Why put in 2? Is there something you left out of the problem statement? The time is given directly by h = 1/2*g*t^{2}
Sorry, the equation given was h=3.00t^{3} I put in 2 seconds to find the height at which the helicopter releases the mailbag, and then put in that height as x_{i}.
h = 3* t^{3}? Whoa. That's a whole other ocean. It's got a vertical velocity component up as well as being in free fall. What do you figure is the vertical velocity when it is released?
From that equation it would. dy/dt (vertical velocity) is certainly positive. Does the problem say anything other than that it is just released. Are taking derivatives something you are supposed to be able to do in this course? Do you know how to take dy/dt of y = 3 t^{3} ?
No, everything that I stated in the first post is all the info I have. The course im taking is a calculus based class, and I have already taken calc 3 and diff EQ, so yea i know how to take derivatives. But in class all we have been really using so far are just the formulas that I gave in the first post. If I did use dh/dt, where dh/dt= 9t^{2}, then I guess I could use one of the forumlas where I could use v_{f}, but i still am confused.

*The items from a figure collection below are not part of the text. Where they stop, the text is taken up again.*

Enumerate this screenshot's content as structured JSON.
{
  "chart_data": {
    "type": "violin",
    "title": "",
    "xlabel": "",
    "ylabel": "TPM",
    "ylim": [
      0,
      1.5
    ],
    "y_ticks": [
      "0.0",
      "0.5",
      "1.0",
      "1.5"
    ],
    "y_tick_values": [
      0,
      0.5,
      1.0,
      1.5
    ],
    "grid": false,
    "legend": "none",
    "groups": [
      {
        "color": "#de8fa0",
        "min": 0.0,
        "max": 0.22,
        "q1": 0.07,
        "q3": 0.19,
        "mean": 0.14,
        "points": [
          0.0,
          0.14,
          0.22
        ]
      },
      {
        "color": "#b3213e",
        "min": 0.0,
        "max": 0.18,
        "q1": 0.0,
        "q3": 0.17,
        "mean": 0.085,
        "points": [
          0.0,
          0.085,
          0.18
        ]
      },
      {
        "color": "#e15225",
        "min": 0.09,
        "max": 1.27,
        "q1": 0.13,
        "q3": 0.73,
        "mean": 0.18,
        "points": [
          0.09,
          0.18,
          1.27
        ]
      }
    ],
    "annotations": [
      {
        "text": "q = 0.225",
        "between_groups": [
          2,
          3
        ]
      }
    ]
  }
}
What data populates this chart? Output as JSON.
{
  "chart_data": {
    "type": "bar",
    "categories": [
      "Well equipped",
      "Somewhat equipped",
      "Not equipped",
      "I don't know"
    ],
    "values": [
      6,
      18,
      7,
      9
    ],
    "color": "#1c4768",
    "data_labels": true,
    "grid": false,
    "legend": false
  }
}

OK then great. That's what your vertical velocity is. dh/dt = V_{y} = 9t^{2} and at 2 seconds that value is your upward velocity.
Figure then the height that it will continue to go up. V^{2}/(2*a) = Y That gives you it's maximum height (when you add the height it was dropped at). But you need time. So figure from the first calculated height how long it took. Y = 1/2 a* t^{2} That's time to max height after release. Now take the total height and put it in the same equation again and you have the time to fall. Time up + time down = total time. VoilĂ .
But what does that have to do with dropping the bag? If you said that at 2 sec thats my value of the upward velocity, so then that is v_{i}. So to find where the bag reaches its maximum height, v= 0. So the upward velocity at 2 sec is 36 m/s, so to find the time where the bag reaches the maximum height, you have to use v_{yf}=v_{yi}+a_{y}t. When i do that I get t =3.67 sec. But then how do I find the maximum height? Am i in the right direction?